Resilience: Grow, Learn, and Overcome

When you are under pressure – do you bend or break? Do you adapt to change well? Do you have a strong internal locus of control? Do you have sufficient self-efficacy? The answers you have to these questions indicate how resilient you are.

Resilience is the Psychology term for tolerance—the ability to tolerate stress, assaults to the ego, psyche, one’s emotions. It’s essentially one’s emotional armor. It can be learned and developed through experiences that lead you to adapt and grow. To be resilient means that when tough situations present themselves, you are capable of bouncing back quickly and recapturing control.

Many people possess inadequate resilience; which is understandable when people have had little experience with difficult situations requiring change or perseverance. Resilience is like grit in a sense—having grit prepares you for being able to take responsibility and solve any issues at hand. A human without resilience is like a warrior with paper plated armor.

One of parents’ fundamental tasks is training their children to be competent and caring. It is important for parents to start nurturing resilience in their children at an early age; otherwise, in young adulthood, their children will not be able to manage the emotional roller coaster of daily life.

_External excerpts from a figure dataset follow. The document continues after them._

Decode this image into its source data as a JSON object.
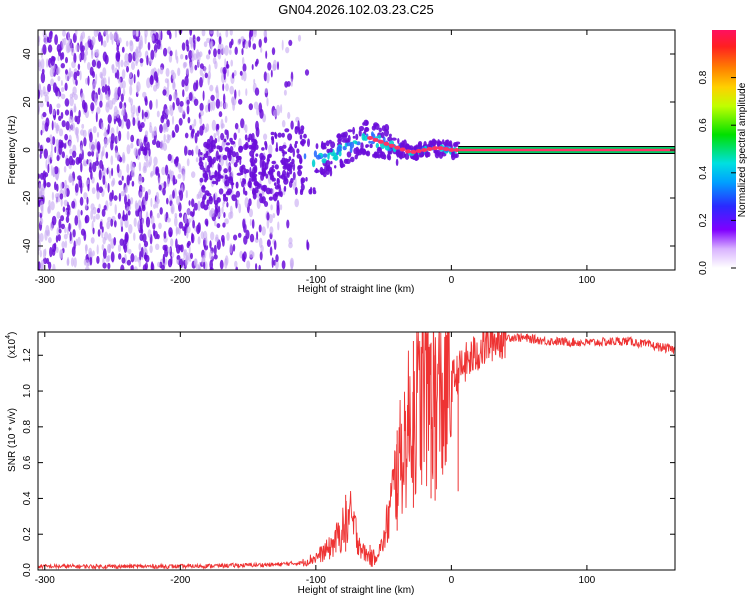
{
  "title": "GN04.2026.102.03.23.C25",
  "colors": {
    "snr_line": "#ee3333",
    "ridge_line": "#00cc66",
    "ridge_core": "#ff3366",
    "scatter_main": "#6a0dd9",
    "scatter_light": "#c7a8f2"
  },
  "chart_data": [
    {
      "type": "heatmap",
      "name": "spectrogram",
      "xlabel": "Height of straight line (km)",
      "ylabel": "Frequency (Hz)",
      "xlim": [
        -305,
        165
      ],
      "ylim": [
        -50,
        50
      ],
      "x_ticks": [
        -300,
        -200,
        -100,
        0,
        100
      ],
      "x_tick_labels": [
        "-300",
        "-200",
        "-100",
        "0",
        "100"
      ],
      "y_ticks": [
        -40,
        -20,
        0,
        20,
        40
      ],
      "y_tick_labels": [
        "-40",
        "-20",
        "0",
        "20",
        "40"
      ],
      "ridge": {
        "x": [
          -180,
          -160,
          -140,
          -120,
          -100,
          -90,
          -80,
          -70,
          -60,
          -50,
          -40,
          -30,
          -20,
          -10,
          0,
          165
        ],
        "y": [
          -10,
          -8,
          -7,
          -5,
          -4,
          -3,
          0,
          3,
          5,
          3,
          1,
          -1,
          0,
          1,
          0,
          0
        ]
      },
      "colorbar": {
        "label": "Normalized spectral amplitude",
        "range": [
          0,
          1
        ],
        "ticks": [
          0.0,
          0.2,
          0.4,
          0.6,
          0.8
        ],
        "tick_labels": [
          "0.0",
          "0.2",
          "0.4",
          "0.6",
          "0.8"
        ]
      }
    },
    {
      "type": "line",
      "name": "snr",
      "xlabel": "Height of straight line (km)",
      "ylabel": "SNR (10 * v/v)",
      "y_multiplier_label": "(x10",
      "y_multiplier_exp": "4",
      "y_multiplier_close": ")",
      "xlim": [
        -305,
        165
      ],
      "ylim": [
        0,
        1.33
      ],
      "x_ticks": [
        -300,
        -200,
        -100,
        0,
        100
      ],
      "x_tick_labels": [
        "-300",
        "-200",
        "-100",
        "0",
        "100"
      ],
      "y_ticks": [
        0.0,
        0.2,
        0.4,
        0.6,
        0.8,
        1.0,
        1.2
      ],
      "y_tick_labels": [
        "0.0",
        "0.2",
        "0.4",
        "0.6",
        "0.8",
        "1.0",
        "1.2"
      ],
      "envelope": {
        "x": [
          -305,
          -200,
          -130,
          -110,
          -100,
          -90,
          -82,
          -75,
          -70,
          -65,
          -58,
          -50,
          -45,
          -40,
          -35,
          -30,
          -25,
          -20,
          -15,
          -10,
          -5,
          0,
          10,
          20,
          30,
          40,
          50,
          70,
          100,
          130,
          165
        ],
        "y": [
          0.02,
          0.02,
          0.03,
          0.04,
          0.07,
          0.12,
          0.2,
          0.3,
          0.2,
          0.1,
          0.06,
          0.15,
          0.35,
          0.55,
          0.7,
          0.85,
          0.9,
          1.0,
          1.0,
          0.95,
          0.95,
          1.05,
          1.15,
          1.22,
          1.28,
          1.3,
          1.3,
          1.28,
          1.27,
          1.28,
          1.23
        ]
      },
      "spikes": {
        "x": [
          -78,
          -60,
          -40,
          -28,
          -15,
          -12,
          5
        ],
        "y": [
          0.42,
          0.14,
          0.78,
          1.28,
          1.27,
          1.2,
          1.12
        ]
      }
    }
  ]
}
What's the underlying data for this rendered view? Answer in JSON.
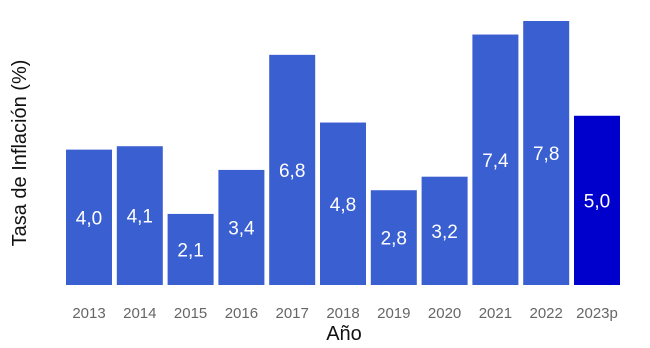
{
  "chart_data": {
    "type": "bar",
    "categories": [
      "2013",
      "2014",
      "2015",
      "2016",
      "2017",
      "2018",
      "2019",
      "2020",
      "2021",
      "2022",
      "2023p"
    ],
    "values": [
      4.0,
      4.1,
      2.1,
      3.4,
      6.8,
      4.8,
      2.8,
      3.2,
      7.4,
      7.8,
      5.0
    ],
    "value_labels": [
      "4,0",
      "4,1",
      "2,1",
      "3,4",
      "6,8",
      "4,8",
      "2,8",
      "3,2",
      "7,4",
      "7,8",
      "5,0"
    ],
    "xlabel": "Año",
    "ylabel": "Tasa de Inflación (%)",
    "ylim": [
      0,
      7.8
    ],
    "grid": false,
    "legend": "none",
    "colors": {
      "bar": "#3a5fd1",
      "highlight": "#0000cd",
      "highlight_category": "2023p"
    }
  }
}
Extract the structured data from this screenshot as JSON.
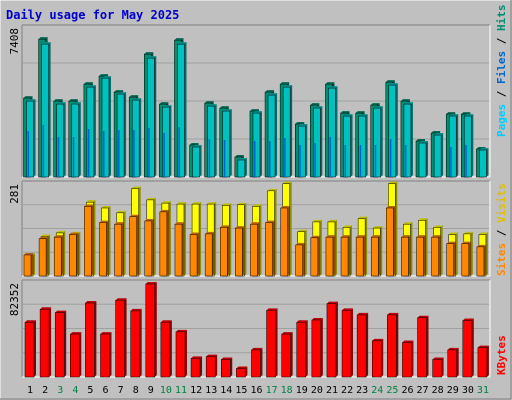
{
  "colors": {
    "background": "#c0c0c0",
    "panel_bg": "#c0c0c0",
    "title": "#0000cc",
    "hits": "#00c0c0",
    "files": "#0066cc",
    "pages": "#00ccff",
    "visits": "#ffff00",
    "sites": "#ff8800",
    "kbytes": "#ff0000",
    "weekend_label": "#008040",
    "day_label": "#000000",
    "grid": "#a0a0a0"
  },
  "chart_data": [
    {
      "type": "bar",
      "title": "Daily usage for May 2025",
      "ylabel_max": "7408",
      "ymax": 7408,
      "legend": [
        "Pages",
        "Files",
        "Hits"
      ],
      "categories": [
        "1",
        "2",
        "3",
        "4",
        "5",
        "6",
        "7",
        "8",
        "9",
        "10",
        "11",
        "12",
        "13",
        "14",
        "15",
        "16",
        "17",
        "18",
        "19",
        "20",
        "21",
        "22",
        "23",
        "24",
        "25",
        "26",
        "27",
        "28",
        "29",
        "30",
        "31"
      ],
      "weekend_days": [
        "3",
        "4",
        "10",
        "11",
        "17",
        "18",
        "24",
        "25",
        "31"
      ],
      "series": [
        {
          "name": "Hits",
          "values": [
            3950,
            6900,
            3800,
            3800,
            4650,
            5050,
            4250,
            4000,
            6150,
            3650,
            6850,
            1600,
            3700,
            3450,
            1000,
            3300,
            4250,
            4650,
            2650,
            3600,
            4650,
            3200,
            3200,
            3600,
            4750,
            3800,
            1800,
            2200,
            3150,
            3150,
            1400
          ]
        },
        {
          "name": "Files",
          "values": [
            3800,
            6650,
            3650,
            3650,
            4500,
            4950,
            4150,
            3850,
            5950,
            3500,
            6650,
            1500,
            3550,
            3300,
            850,
            3200,
            4100,
            4500,
            2550,
            3450,
            4450,
            3050,
            3050,
            3450,
            4600,
            3650,
            1700,
            2100,
            3050,
            3050,
            1350
          ]
        },
        {
          "name": "Pages",
          "values": [
            2300,
            2600,
            2000,
            2000,
            2400,
            2300,
            2350,
            2350,
            2450,
            2200,
            2500,
            0,
            1900,
            1850,
            0,
            1800,
            1800,
            1950,
            1600,
            1700,
            2000,
            1600,
            1600,
            1600,
            1900,
            1600,
            0,
            0,
            1500,
            1600,
            0
          ]
        }
      ]
    },
    {
      "type": "bar",
      "ylabel_max": "281",
      "ymax": 281,
      "legend": [
        "Sites",
        "Visits"
      ],
      "categories": [
        "1",
        "2",
        "3",
        "4",
        "5",
        "6",
        "7",
        "8",
        "9",
        "10",
        "11",
        "12",
        "13",
        "14",
        "15",
        "16",
        "17",
        "18",
        "19",
        "20",
        "21",
        "22",
        "23",
        "24",
        "25",
        "26",
        "27",
        "28",
        "29",
        "30",
        "31"
      ],
      "series": [
        {
          "name": "Visits",
          "values": [
            65,
            122,
            133,
            130,
            228,
            210,
            195,
            270,
            235,
            225,
            222,
            222,
            222,
            218,
            220,
            215,
            263,
            285,
            137,
            167,
            167,
            150,
            177,
            148,
            285,
            160,
            172,
            150,
            128,
            130,
            128
          ]
        },
        {
          "name": "Sites",
          "values": [
            65,
            115,
            120,
            128,
            215,
            165,
            160,
            183,
            170,
            198,
            160,
            128,
            130,
            150,
            148,
            160,
            165,
            210,
            96,
            118,
            120,
            120,
            120,
            120,
            210,
            120,
            120,
            120,
            100,
            100,
            90
          ]
        }
      ]
    },
    {
      "type": "bar",
      "ylabel_max": "82352",
      "ymax": 82352,
      "legend": [
        "KBytes"
      ],
      "categories": [
        "1",
        "2",
        "3",
        "4",
        "5",
        "6",
        "7",
        "8",
        "9",
        "10",
        "11",
        "12",
        "13",
        "14",
        "15",
        "16",
        "17",
        "18",
        "19",
        "20",
        "21",
        "22",
        "23",
        "24",
        "25",
        "26",
        "27",
        "28",
        "29",
        "30",
        "31"
      ],
      "series": [
        {
          "name": "KBytes",
          "values": [
            48500,
            60000,
            57000,
            38000,
            65500,
            38000,
            68000,
            58500,
            82352,
            48500,
            40000,
            16500,
            18000,
            15500,
            7500,
            24000,
            59000,
            38000,
            48500,
            50500,
            65000,
            59000,
            55000,
            32000,
            55000,
            30500,
            52500,
            15500,
            24000,
            50000,
            26000
          ]
        }
      ]
    }
  ]
}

Dr. Peter Gray, a research professor at Boston College and author of Free to Learn and Psychology, shares his insight into recent resilience trends in young adults in a college setting. Dr. Gray reports that over the last five years, campus counseling centers are experiencing almost double the number of emergency calls and scheduled therapy appointments.

Recent studies show that in young adults, there has been an increase in mental health problems, corresponding to a decrease in resilience. Dr. Gray states that in addition to an increase in reported suicidal thoughts, “Rates of anxiety and depression among American college students have soared in the last decade, and many more students than in the past come to campus already on medication for such illnesses.”

Unfortunately, these findings surprise few. Millennials, in many cases, have had to bear helicopter parents and preplanned daily schedules from sun-up to sun-down. Children need to have to opportunity to explore play and be given myriad chances to solve their own problems and disputes. Getting in trouble and failing is a natural part of life; because no one is perfect, trying to achieve perfection is not worth the emotional turmoil that ensues.

Resilience comes from consistent perseverance—getting up even when things get difficult. Resilience means staying positive even during times of hardship. Continuously working on resilience will ultimately lead to a happier life. In the words of Elizabeth Edwards, “Resilience is accepting your new reality, even if it’s less good than the one you had before. You can fight it, you can do nothing but scream about what you’ve lost, or you can accept that and try to put together something that’s good.”